Investment banking in Asia: The headhunters’ view
What do the region’s top headhunters think of the market? Not a great deal. The mood is not good following the bonus announcements of most banks in the early months of the year.
"While everyone intellectually understood their compensation was going to be coming down 30% to 40%, when people see the number on a piece of paper they tend to have a more visceral reaction than they thought they would," says one. "While some are flat to last year, most are clearly down, and in most cases have a restricted deferred element to the compensation.
"Every banker is becoming a financial institution specialist and working out whether having 60% of their bonus in the stock of that bank is worthwhile."

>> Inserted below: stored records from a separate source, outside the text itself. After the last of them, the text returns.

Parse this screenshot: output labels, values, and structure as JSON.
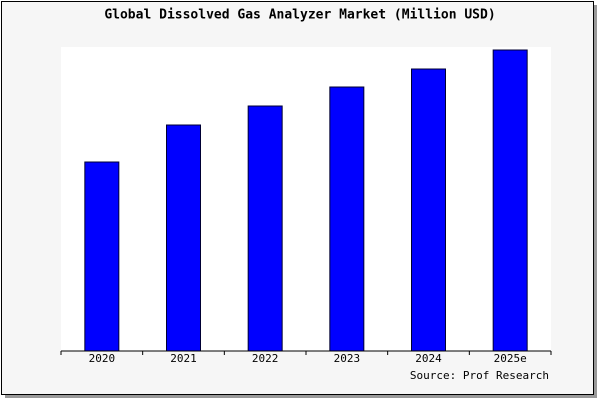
{
  "chart_data": {
    "type": "bar",
    "title": "Global Dissolved Gas Analyzer Market (Million USD)",
    "categories": [
      "2020",
      "2021",
      "2022",
      "2023",
      "2024",
      "2025e"
    ],
    "values": [
      189,
      226,
      245,
      264,
      282,
      301
    ],
    "color": "#0000ff",
    "ylim": [
      0,
      304
    ],
    "source": "Source: Prof Research"
  }
}
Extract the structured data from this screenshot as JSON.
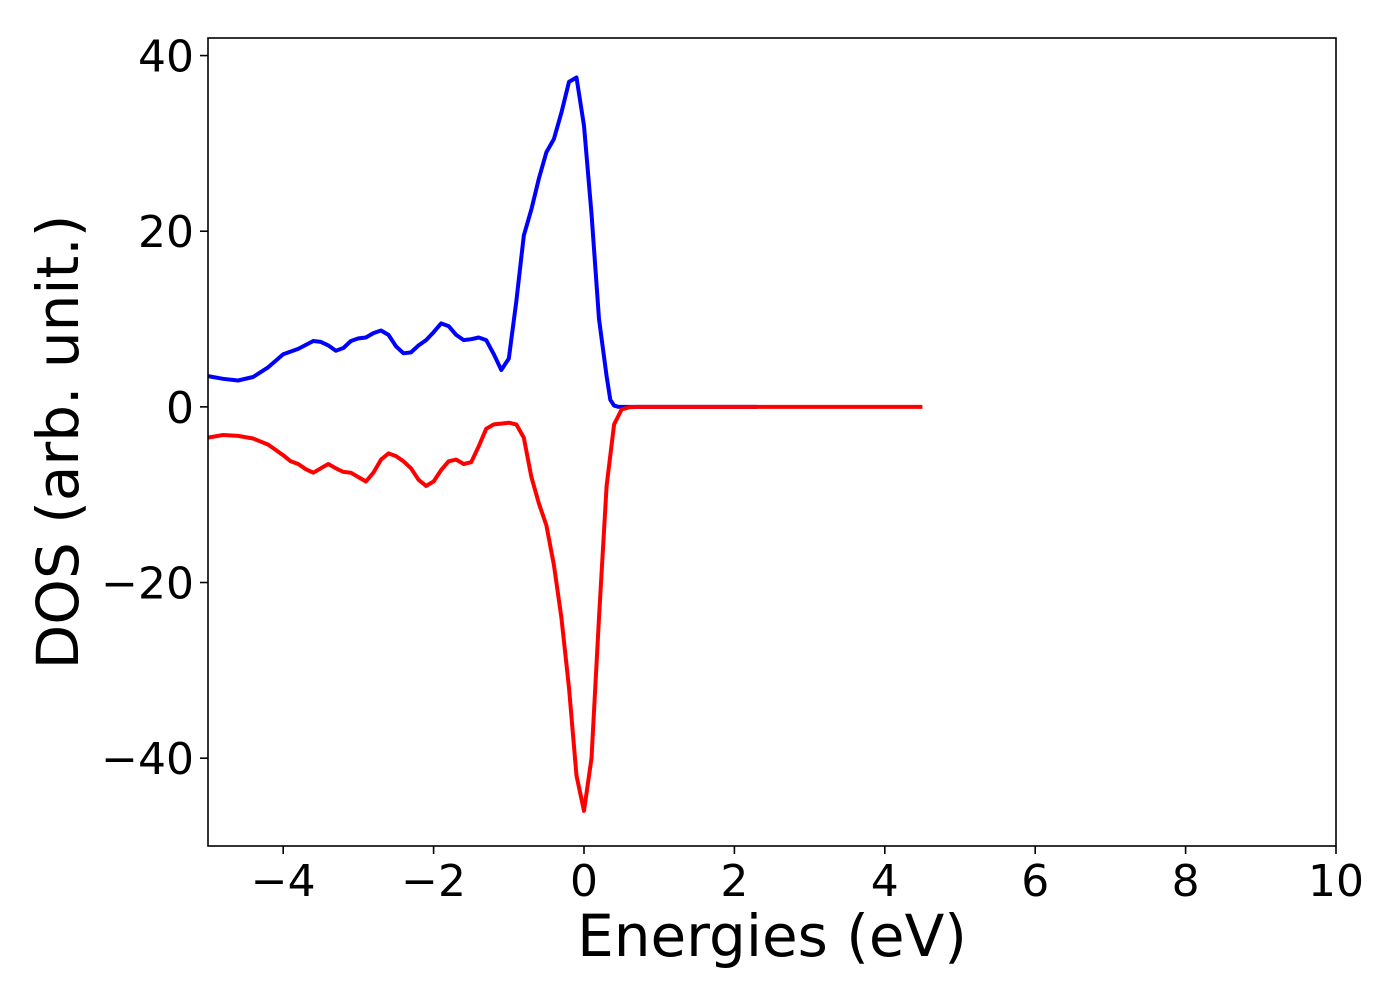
{
  "chart_data": {
    "type": "line",
    "title": "",
    "xlabel": "Energies (eV)",
    "ylabel": "DOS (arb. unit.)",
    "xlim": [
      -5,
      10
    ],
    "ylim": [
      -50,
      42
    ],
    "xticks": [
      -4,
      -2,
      0,
      2,
      4,
      6,
      8,
      10
    ],
    "xtick_labels": [
      "−4",
      "−2",
      "0",
      "2",
      "4",
      "6",
      "8",
      "10"
    ],
    "yticks": [
      -40,
      -20,
      0,
      20,
      40
    ],
    "ytick_labels": [
      "−40",
      "−20",
      "0",
      "20",
      "40"
    ],
    "grid": false,
    "series": [
      {
        "color": "#0000ff",
        "x": [
          -5.0,
          -4.8,
          -4.6,
          -4.4,
          -4.2,
          -4.0,
          -3.8,
          -3.6,
          -3.5,
          -3.4,
          -3.3,
          -3.2,
          -3.1,
          -3.0,
          -2.9,
          -2.8,
          -2.7,
          -2.6,
          -2.5,
          -2.4,
          -2.3,
          -2.2,
          -2.1,
          -2.0,
          -1.9,
          -1.8,
          -1.7,
          -1.6,
          -1.5,
          -1.4,
          -1.3,
          -1.2,
          -1.1,
          -1.0,
          -0.9,
          -0.8,
          -0.7,
          -0.6,
          -0.5,
          -0.4,
          -0.3,
          -0.2,
          -0.1,
          0.0,
          0.1,
          0.2,
          0.3,
          0.35,
          0.4,
          0.45,
          0.5,
          0.6,
          0.7,
          0.8,
          0.9,
          1.0,
          1.1,
          1.2,
          1.5,
          2.0,
          2.3
        ],
        "y": [
          3.5,
          3.2,
          3.0,
          3.4,
          4.5,
          6.0,
          6.6,
          7.5,
          7.4,
          7.0,
          6.4,
          6.7,
          7.5,
          7.8,
          7.9,
          8.4,
          8.7,
          8.2,
          6.9,
          6.1,
          6.2,
          7.0,
          7.6,
          8.5,
          9.5,
          9.2,
          8.2,
          7.6,
          7.7,
          7.9,
          7.6,
          6.0,
          4.2,
          5.5,
          12.0,
          19.5,
          22.5,
          26.0,
          29.0,
          30.5,
          33.5,
          37.0,
          37.5,
          32.0,
          22.0,
          10.0,
          3.5,
          0.8,
          0.15,
          0.02,
          0.0,
          0.0,
          0.0,
          0.0,
          0.0,
          0.0,
          0.0,
          0.0,
          0.0,
          0.0,
          0.0
        ]
      },
      {
        "color": "#ff0000",
        "x": [
          -5.0,
          -4.8,
          -4.6,
          -4.4,
          -4.2,
          -4.0,
          -3.9,
          -3.8,
          -3.7,
          -3.6,
          -3.5,
          -3.4,
          -3.3,
          -3.2,
          -3.1,
          -3.0,
          -2.9,
          -2.8,
          -2.7,
          -2.6,
          -2.5,
          -2.4,
          -2.3,
          -2.2,
          -2.1,
          -2.0,
          -1.9,
          -1.8,
          -1.7,
          -1.6,
          -1.5,
          -1.4,
          -1.3,
          -1.2,
          -1.1,
          -1.0,
          -0.9,
          -0.8,
          -0.7,
          -0.6,
          -0.5,
          -0.4,
          -0.3,
          -0.2,
          -0.1,
          0.0,
          0.1,
          0.2,
          0.3,
          0.4,
          0.5,
          0.6,
          0.7,
          0.8,
          0.9,
          1.0,
          1.1,
          1.2,
          1.3,
          1.4,
          1.5,
          1.6,
          1.7,
          1.8,
          1.9,
          2.0,
          2.1,
          2.2,
          2.3,
          2.4,
          2.6,
          3.0,
          3.5,
          4.0,
          4.5
        ],
        "y": [
          -3.5,
          -3.2,
          -3.3,
          -3.6,
          -4.3,
          -5.5,
          -6.2,
          -6.5,
          -7.1,
          -7.5,
          -7.0,
          -6.5,
          -7.0,
          -7.4,
          -7.5,
          -8.0,
          -8.5,
          -7.5,
          -6.0,
          -5.3,
          -5.6,
          -6.2,
          -7.0,
          -8.3,
          -9.0,
          -8.5,
          -7.2,
          -6.2,
          -6.0,
          -6.5,
          -6.3,
          -4.5,
          -2.5,
          -2.0,
          -1.9,
          -1.8,
          -2.0,
          -3.5,
          -8.0,
          -11.0,
          -13.5,
          -18.0,
          -24.0,
          -32.0,
          -42.0,
          -46.0,
          -40.0,
          -24.0,
          -9.0,
          -2.0,
          -0.3,
          -0.05,
          0.0,
          0.0,
          0.0,
          0.0,
          0.0,
          0.0,
          0.0,
          0.0,
          0.0,
          0.0,
          0.0,
          0.0,
          0.0,
          0.0,
          0.0,
          0.0,
          0.0,
          0.0,
          0.0,
          0.0,
          0.0,
          0.0,
          0.0
        ],
        "x_offset": 1.7
      }
    ]
  }
}
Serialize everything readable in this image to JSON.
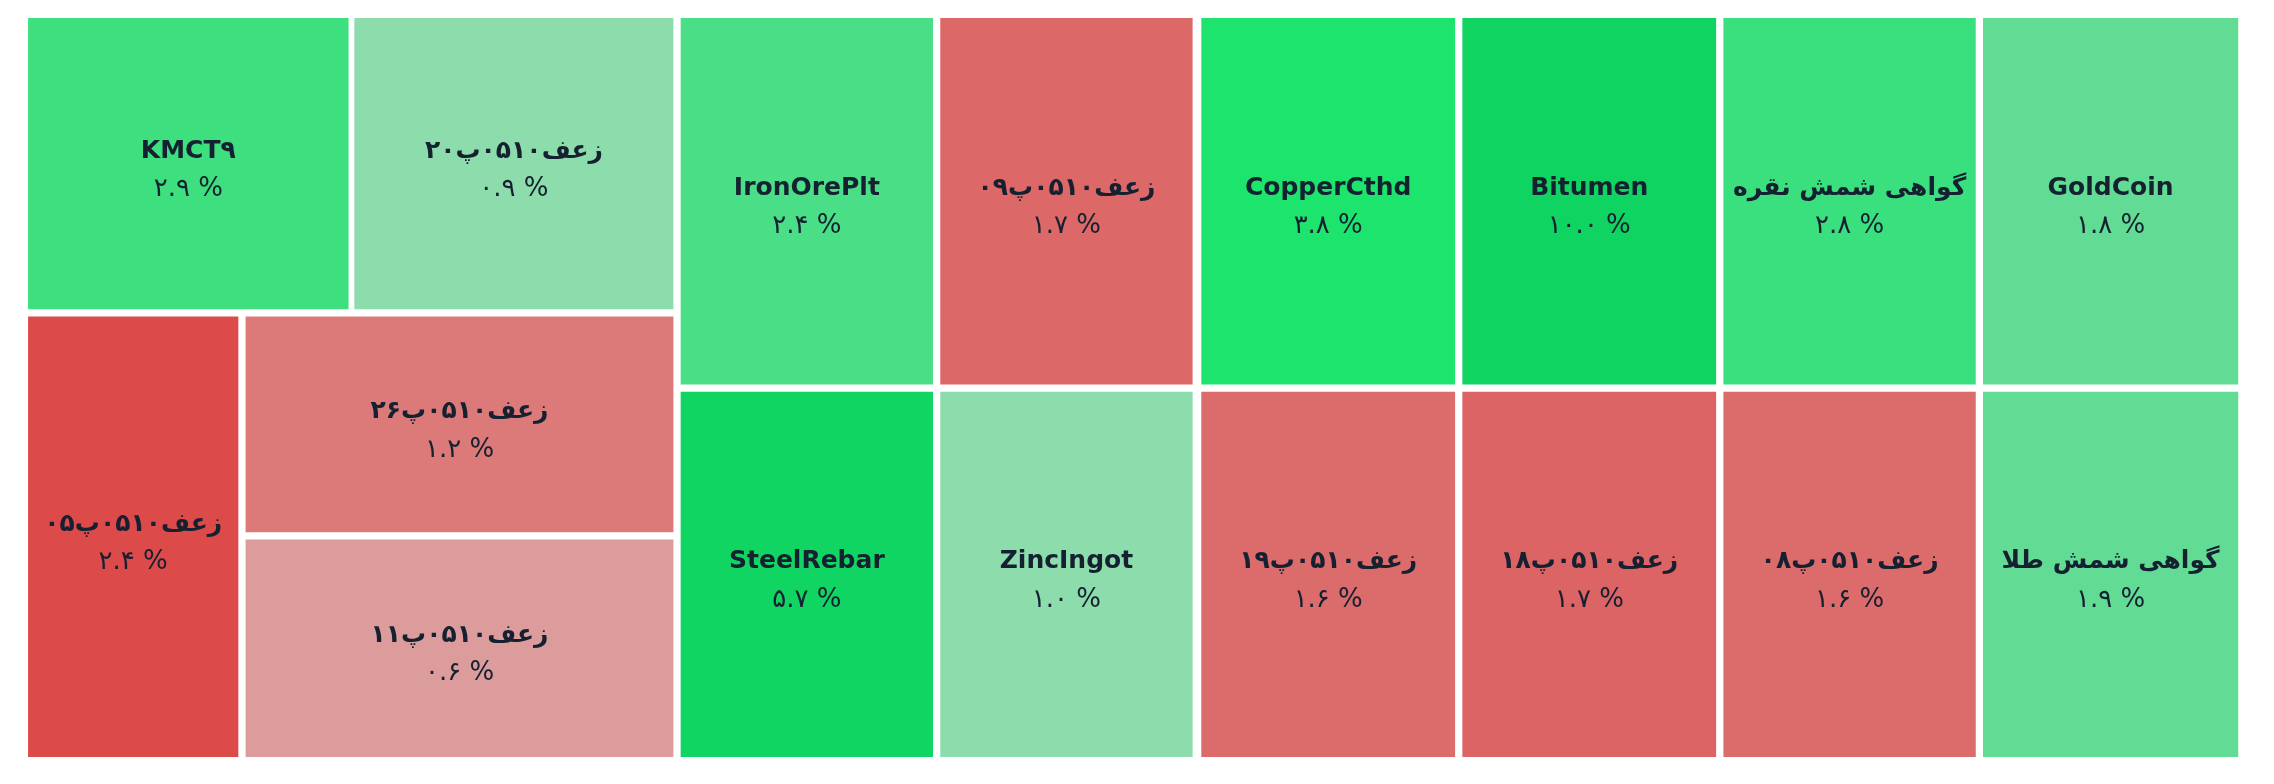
{
  "chart_data": {
    "type": "other",
    "categories": [
      "KMCT٩",
      "زعف۰۵۱۰پ۲۰",
      "IronOrePlt",
      "زعف۰۵۱۰پ۰۹",
      "CopperCthd",
      "Bitumen",
      "گواهی شمش نقره",
      "GoldCoin",
      "زعف۰۵۱۰پ۰۵",
      "زعف۰۵۱۰پ۲۶",
      "زعف۰۵۱۰پ۱۱",
      "SteelRebar",
      "ZincIngot",
      "زعف۰۵۱۰پ۱۹",
      "زعف۰۵۱۰پ۱۸",
      "زعف۰۵۱۰پ۰۸",
      "گواهی شمش طلا"
    ],
    "values": [
      2.9,
      0.9,
      2.4,
      1.7,
      3.8,
      10.0,
      2.8,
      1.8,
      2.4,
      1.2,
      0.6,
      5.7,
      1.0,
      1.6,
      1.7,
      1.6,
      1.9
    ],
    "value_labels": [
      "۲.۹ %",
      "۰.۹ %",
      "۲.۴ %",
      "۱.۷ %",
      "۳.۸ %",
      "۱۰.۰ %",
      "۲.۸ %",
      "۱.۸ %",
      "۲.۴ %",
      "۱.۲ %",
      "۰.۶ %",
      "۵.۷ %",
      "۱.۰ %",
      "۱.۶ %",
      "۱.۷ %",
      "۱.۶ %",
      "۱.۹ %"
    ],
    "colors": [
      "#3ddf7e",
      "#8cdcac",
      "#4ade86",
      "#dc6868",
      "#1de46c",
      "#0fd462",
      "#3ae07e",
      "#62dc95",
      "#dd4a4a",
      "#dc7a7a",
      "#dd9c9c",
      "#10d562",
      "#8cdcac",
      "#dc6b6b",
      "#dc6464",
      "#dc6b6b",
      "#62dc95"
    ]
  }
}
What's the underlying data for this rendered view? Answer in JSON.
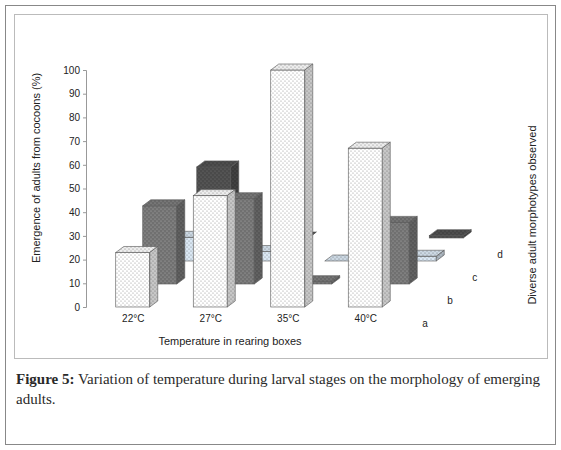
{
  "chart_data": {
    "type": "bar",
    "figure_label": "Figure 5:",
    "title": "Variation of temperature during larval stages on the morphology of emerging adults.",
    "x_label": "Temperature in rearing boxes",
    "y_label": "Emergence of adults from cocoons (%)",
    "z_label": "Diverse adult morphotypes observed",
    "categories": [
      "22°C",
      "27°C",
      "35°C",
      "40°C"
    ],
    "series": [
      {
        "name": "a",
        "color": "#ffffff",
        "values": [
          23,
          47,
          100,
          67
        ]
      },
      {
        "name": "b",
        "color": "#707070",
        "values": [
          33,
          36,
          1,
          26
        ]
      },
      {
        "name": "c",
        "color": "#dbe8f4",
        "values": [
          10,
          4,
          0,
          2
        ]
      },
      {
        "name": "d",
        "color": "#4a4a4a",
        "values": [
          30,
          0,
          0,
          1
        ]
      }
    ],
    "ylim": [
      0,
      100
    ],
    "yticks": [
      0,
      10,
      20,
      30,
      40,
      50,
      60,
      70,
      80,
      90,
      100
    ],
    "grid": false
  }
}
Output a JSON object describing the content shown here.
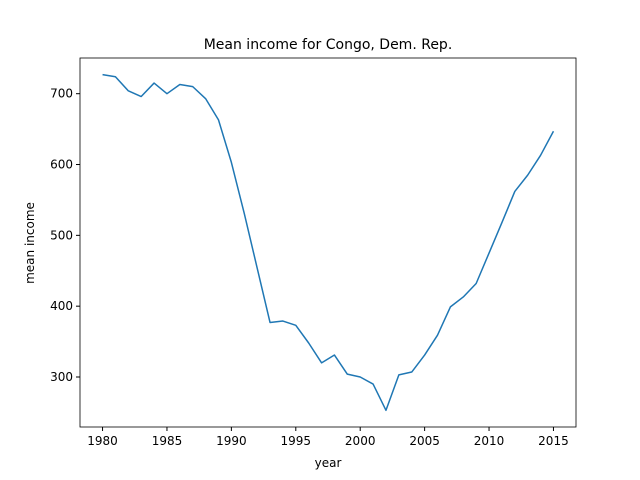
{
  "chart_data": {
    "type": "line",
    "title": "Mean income for Congo, Dem. Rep.",
    "x_label": "year",
    "y_label": "mean income",
    "x": [
      1980,
      1981,
      1982,
      1983,
      1984,
      1985,
      1986,
      1987,
      1988,
      1989,
      1990,
      1991,
      1992,
      1993,
      1994,
      1995,
      1996,
      1997,
      1998,
      1999,
      2000,
      2001,
      2002,
      2003,
      2004,
      2005,
      2006,
      2007,
      2008,
      2009,
      2010,
      2011,
      2012,
      2013,
      2014,
      2015
    ],
    "series": [
      {
        "name": "mean income",
        "color": "#1f77b4",
        "values": [
          727,
          724,
          704,
          696,
          715,
          700,
          713,
          710,
          693,
          663,
          603,
          531,
          454,
          377,
          379,
          373,
          348,
          320,
          331,
          304,
          300,
          290,
          253,
          303,
          307,
          331,
          359,
          399,
          413,
          432,
          475,
          518,
          562,
          585,
          613,
          647
        ]
      }
    ],
    "xlim": [
      1978.25,
      2016.75
    ],
    "ylim": [
      229.4,
      750.4
    ],
    "xticks": [
      1980,
      1985,
      1990,
      1995,
      2000,
      2005,
      2010,
      2015
    ],
    "yticks": [
      300,
      400,
      500,
      600,
      700
    ],
    "grid": false
  }
}
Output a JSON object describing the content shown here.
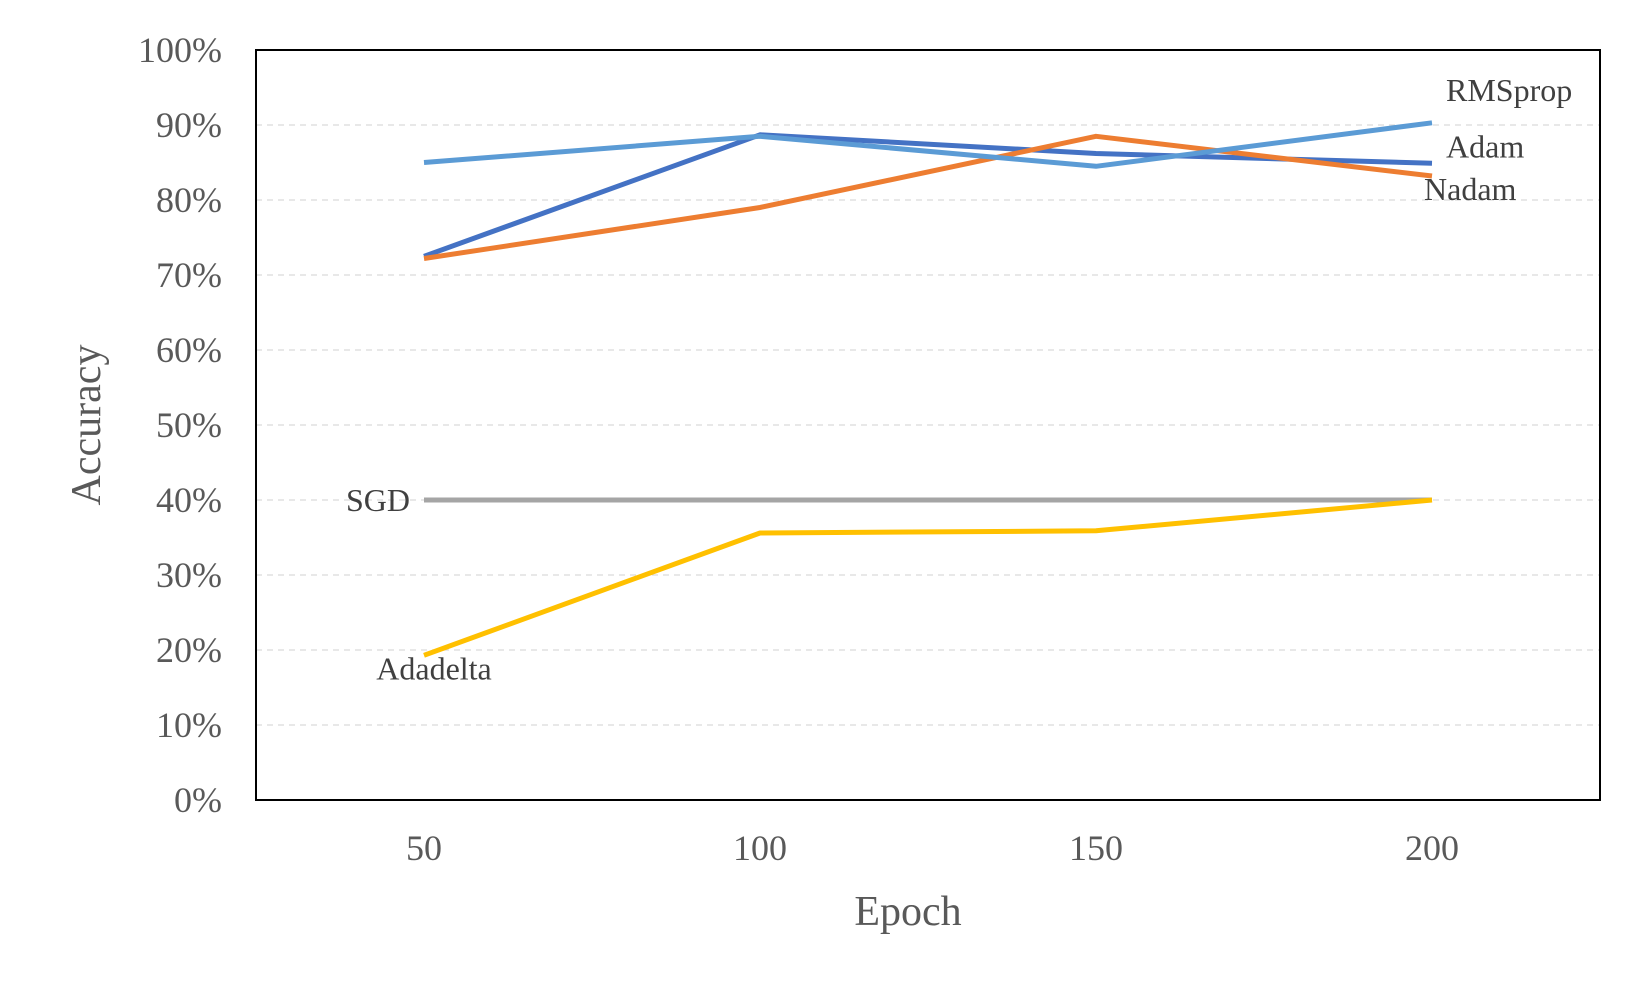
{
  "chart_data": {
    "type": "line",
    "title": "",
    "xlabel": "Epoch",
    "ylabel": "Accuracy",
    "categories": [
      "50",
      "100",
      "150",
      "200"
    ],
    "x": [
      50,
      100,
      150,
      200
    ],
    "xlim": [
      25,
      225
    ],
    "ylim": [
      0,
      1
    ],
    "y_ticks": [
      "0%",
      "10%",
      "20%",
      "30%",
      "40%",
      "50%",
      "60%",
      "70%",
      "80%",
      "90%",
      "100%"
    ],
    "y_format": "percent",
    "grid": "horizontal-dashed",
    "legend": "inline-labels",
    "series": [
      {
        "name": "RMSprop",
        "color": "#5b9bd5",
        "values": [
          0.85,
          0.885,
          0.845,
          0.903
        ],
        "label_at": "end-above"
      },
      {
        "name": "Adam",
        "color": "#4472c4",
        "values": [
          0.725,
          0.887,
          0.862,
          0.849
        ],
        "label_at": "end-right"
      },
      {
        "name": "Nadam",
        "color": "#ed7d31",
        "values": [
          0.722,
          0.79,
          0.885,
          0.832
        ],
        "label_at": "end-below"
      },
      {
        "name": "SGD",
        "color": "#a5a5a5",
        "values": [
          0.4,
          0.4,
          0.4,
          0.4
        ],
        "label_at": "start-left"
      },
      {
        "name": "Adadelta",
        "color": "#ffc000",
        "values": [
          0.193,
          0.356,
          0.359,
          0.4
        ],
        "label_at": "start-below"
      }
    ]
  }
}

Who wins in that environment? "The large US money-centre banks are considered to be the best, with JPMorgan the standout because of its share price performance comparative to the street," says one. People are newly optimistic about Citi in this respect, he says – since few feel its share price can get any worse – and always about Goldman Sachs, although "the question on everyone’s mind is how people make money now they’re no longer proprietary trading. They don’t have the answer but they know people will figure it out, and the people who figure it out first will probably be Goldman."
In Europe, headhunters say Deutsche is the closest European equivalent in terms of its likelihood of recovery; "It’s always been a successful bank and the premier German bank, which is where the initiative lies."